Similarly, the one-year limitation on depositor actions of Code of Civil Procedure section 340, subdivision 3, shows in context that it is applicable to negligence actions. Both the preceding and subsequent provisions in the subdivision deal with actions based on “neglect.” (See fn. 2.)
I am satisfied that both subdivisions are applicable to actions against drawee banks for paying forged or altered checks whether the action sounds in negligence, mistake, or breach of warranty. They are not applicable here because the action is against the payee.

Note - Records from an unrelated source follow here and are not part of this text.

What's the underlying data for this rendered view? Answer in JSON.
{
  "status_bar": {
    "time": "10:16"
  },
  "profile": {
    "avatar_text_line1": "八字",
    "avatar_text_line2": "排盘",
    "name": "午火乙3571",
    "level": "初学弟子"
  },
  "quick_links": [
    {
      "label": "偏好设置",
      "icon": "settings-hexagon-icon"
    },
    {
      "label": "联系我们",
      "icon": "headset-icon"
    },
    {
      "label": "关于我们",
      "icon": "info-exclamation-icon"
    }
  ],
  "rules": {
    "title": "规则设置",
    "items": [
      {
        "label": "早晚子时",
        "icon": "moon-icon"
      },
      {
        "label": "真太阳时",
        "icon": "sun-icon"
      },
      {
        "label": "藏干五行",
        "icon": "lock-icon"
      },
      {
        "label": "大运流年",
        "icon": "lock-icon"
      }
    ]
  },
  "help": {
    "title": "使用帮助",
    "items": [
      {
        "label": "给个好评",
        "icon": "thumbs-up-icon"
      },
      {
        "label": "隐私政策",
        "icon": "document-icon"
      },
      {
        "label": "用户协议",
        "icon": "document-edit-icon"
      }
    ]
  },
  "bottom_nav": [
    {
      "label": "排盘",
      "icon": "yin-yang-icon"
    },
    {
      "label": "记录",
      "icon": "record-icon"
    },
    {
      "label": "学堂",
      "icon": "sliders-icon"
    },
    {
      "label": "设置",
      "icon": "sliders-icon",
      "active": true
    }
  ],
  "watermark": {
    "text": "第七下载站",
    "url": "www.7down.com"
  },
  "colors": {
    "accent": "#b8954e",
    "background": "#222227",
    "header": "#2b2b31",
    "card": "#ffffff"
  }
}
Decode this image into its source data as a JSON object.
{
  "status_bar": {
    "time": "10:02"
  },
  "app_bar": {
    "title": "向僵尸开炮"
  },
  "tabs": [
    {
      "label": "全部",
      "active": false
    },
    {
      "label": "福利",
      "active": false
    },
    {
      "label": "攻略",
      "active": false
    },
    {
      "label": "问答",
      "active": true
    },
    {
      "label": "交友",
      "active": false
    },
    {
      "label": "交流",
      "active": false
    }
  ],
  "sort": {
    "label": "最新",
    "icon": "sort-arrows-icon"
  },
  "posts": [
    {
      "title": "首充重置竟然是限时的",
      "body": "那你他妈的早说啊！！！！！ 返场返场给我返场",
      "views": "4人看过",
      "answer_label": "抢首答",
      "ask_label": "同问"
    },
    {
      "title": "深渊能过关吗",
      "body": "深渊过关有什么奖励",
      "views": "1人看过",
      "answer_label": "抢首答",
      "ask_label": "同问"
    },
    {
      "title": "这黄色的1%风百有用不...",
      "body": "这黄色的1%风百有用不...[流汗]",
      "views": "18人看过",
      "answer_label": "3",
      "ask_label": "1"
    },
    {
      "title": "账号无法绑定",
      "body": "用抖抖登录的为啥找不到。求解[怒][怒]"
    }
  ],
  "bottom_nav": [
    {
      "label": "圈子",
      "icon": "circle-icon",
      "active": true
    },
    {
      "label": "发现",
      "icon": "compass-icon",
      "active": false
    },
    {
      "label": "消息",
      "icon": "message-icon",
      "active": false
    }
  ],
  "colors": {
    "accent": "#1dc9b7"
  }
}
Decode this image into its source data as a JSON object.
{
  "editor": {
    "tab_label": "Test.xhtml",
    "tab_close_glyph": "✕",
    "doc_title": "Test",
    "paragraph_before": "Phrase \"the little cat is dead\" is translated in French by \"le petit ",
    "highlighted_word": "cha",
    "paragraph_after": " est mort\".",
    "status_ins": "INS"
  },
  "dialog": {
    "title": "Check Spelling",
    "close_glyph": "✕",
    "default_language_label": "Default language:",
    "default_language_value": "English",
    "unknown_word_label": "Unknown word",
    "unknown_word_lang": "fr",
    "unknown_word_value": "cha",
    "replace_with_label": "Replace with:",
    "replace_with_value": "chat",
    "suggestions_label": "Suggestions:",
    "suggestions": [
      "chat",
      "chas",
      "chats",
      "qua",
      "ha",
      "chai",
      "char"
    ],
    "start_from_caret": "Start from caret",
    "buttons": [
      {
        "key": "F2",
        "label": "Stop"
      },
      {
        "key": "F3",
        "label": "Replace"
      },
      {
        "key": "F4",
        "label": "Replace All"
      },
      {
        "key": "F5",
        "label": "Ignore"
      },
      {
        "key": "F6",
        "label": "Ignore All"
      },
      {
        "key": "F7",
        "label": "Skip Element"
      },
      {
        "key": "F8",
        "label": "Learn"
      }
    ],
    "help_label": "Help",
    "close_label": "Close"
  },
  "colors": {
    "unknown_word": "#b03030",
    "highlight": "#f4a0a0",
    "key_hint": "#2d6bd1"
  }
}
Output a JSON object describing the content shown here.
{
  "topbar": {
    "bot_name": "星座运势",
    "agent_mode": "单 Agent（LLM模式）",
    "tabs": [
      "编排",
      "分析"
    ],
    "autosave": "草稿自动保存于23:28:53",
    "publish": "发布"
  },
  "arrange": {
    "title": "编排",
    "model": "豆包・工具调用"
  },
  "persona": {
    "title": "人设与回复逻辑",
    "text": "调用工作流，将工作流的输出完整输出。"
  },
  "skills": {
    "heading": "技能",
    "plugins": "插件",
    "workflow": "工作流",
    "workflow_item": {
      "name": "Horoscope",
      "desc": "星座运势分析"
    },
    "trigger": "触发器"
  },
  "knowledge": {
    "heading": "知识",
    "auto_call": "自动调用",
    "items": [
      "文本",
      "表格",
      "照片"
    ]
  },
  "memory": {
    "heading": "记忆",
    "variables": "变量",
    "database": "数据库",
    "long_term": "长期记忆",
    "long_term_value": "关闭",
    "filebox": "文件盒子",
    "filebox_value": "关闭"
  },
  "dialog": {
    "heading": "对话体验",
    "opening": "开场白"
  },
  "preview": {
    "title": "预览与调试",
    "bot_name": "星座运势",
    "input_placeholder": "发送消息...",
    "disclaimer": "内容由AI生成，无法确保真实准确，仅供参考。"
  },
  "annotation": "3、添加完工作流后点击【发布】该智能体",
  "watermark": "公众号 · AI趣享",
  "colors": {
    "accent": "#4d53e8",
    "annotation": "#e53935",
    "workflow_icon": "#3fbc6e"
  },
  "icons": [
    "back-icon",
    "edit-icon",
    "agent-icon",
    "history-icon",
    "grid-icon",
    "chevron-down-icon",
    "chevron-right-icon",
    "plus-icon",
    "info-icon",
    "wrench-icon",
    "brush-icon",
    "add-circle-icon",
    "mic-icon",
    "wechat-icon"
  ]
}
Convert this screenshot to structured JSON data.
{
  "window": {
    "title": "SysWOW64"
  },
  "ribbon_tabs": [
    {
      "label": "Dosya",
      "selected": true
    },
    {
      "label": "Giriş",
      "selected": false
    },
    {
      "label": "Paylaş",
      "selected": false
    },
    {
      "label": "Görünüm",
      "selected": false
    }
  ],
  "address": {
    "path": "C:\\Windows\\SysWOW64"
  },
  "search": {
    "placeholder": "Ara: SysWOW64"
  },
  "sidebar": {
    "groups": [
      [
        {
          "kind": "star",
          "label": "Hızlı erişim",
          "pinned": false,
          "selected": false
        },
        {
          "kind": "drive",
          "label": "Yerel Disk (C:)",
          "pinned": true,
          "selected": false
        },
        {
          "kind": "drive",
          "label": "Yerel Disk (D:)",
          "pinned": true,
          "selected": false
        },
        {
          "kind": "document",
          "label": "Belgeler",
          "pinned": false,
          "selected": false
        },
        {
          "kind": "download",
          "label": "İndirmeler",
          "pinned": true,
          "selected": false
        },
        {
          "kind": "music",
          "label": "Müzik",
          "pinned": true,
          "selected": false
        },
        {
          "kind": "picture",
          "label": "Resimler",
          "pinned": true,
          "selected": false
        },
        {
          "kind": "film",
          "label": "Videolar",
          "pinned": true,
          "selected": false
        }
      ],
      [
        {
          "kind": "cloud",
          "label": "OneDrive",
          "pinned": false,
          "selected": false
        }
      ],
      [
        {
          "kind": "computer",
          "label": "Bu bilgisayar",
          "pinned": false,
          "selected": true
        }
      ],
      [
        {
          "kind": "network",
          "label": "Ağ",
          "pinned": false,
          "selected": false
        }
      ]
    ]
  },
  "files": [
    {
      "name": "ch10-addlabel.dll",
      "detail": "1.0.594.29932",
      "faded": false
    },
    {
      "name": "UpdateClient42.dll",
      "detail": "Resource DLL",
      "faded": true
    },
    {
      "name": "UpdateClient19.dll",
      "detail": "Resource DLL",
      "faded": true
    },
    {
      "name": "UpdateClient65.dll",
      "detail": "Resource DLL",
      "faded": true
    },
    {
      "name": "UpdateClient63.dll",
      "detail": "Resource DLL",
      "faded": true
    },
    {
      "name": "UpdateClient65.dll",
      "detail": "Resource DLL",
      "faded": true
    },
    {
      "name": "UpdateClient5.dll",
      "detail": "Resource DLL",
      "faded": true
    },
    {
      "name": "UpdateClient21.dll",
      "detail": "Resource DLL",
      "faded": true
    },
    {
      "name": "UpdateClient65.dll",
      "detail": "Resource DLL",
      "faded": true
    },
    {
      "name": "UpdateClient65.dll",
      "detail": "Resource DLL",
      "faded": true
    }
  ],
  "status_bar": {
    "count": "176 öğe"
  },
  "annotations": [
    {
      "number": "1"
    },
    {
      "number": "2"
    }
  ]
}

Because I adopt a different approach from the majority, I do not reach many of the issues addressed by their opinion. However, I am compelled to comment on the opinion’s cursory referral to the application of the comparative fault doctrine enunciated in Li v. Yellow Cab Co. (1975) 13 Cal.3d 804 [119 Cal.Rptr. 858, 532 P.2d 1226, 78 A.L.R.3d 393]. While the opinion states Li would apply to the negligence cause of action, it proceeds to hold the customer’s lack of care would not be a defense to warranty or mistake causes of action. This conclusion relying upon the form of the action seems contrary to Daly v. General Motors (1978) 20 Cal.3d 725 [144 Cal.Rptr. 380, 575 P.2d 1162], where we held comparative fault is not limited to negligence actions but applies to strict liability actions.
I would reserve for future determination whether comparative fault is limited to personal injury and property damage cases or applies to commercial transactions as well, and, if so, whether the form of the action should govern Li’s applicability.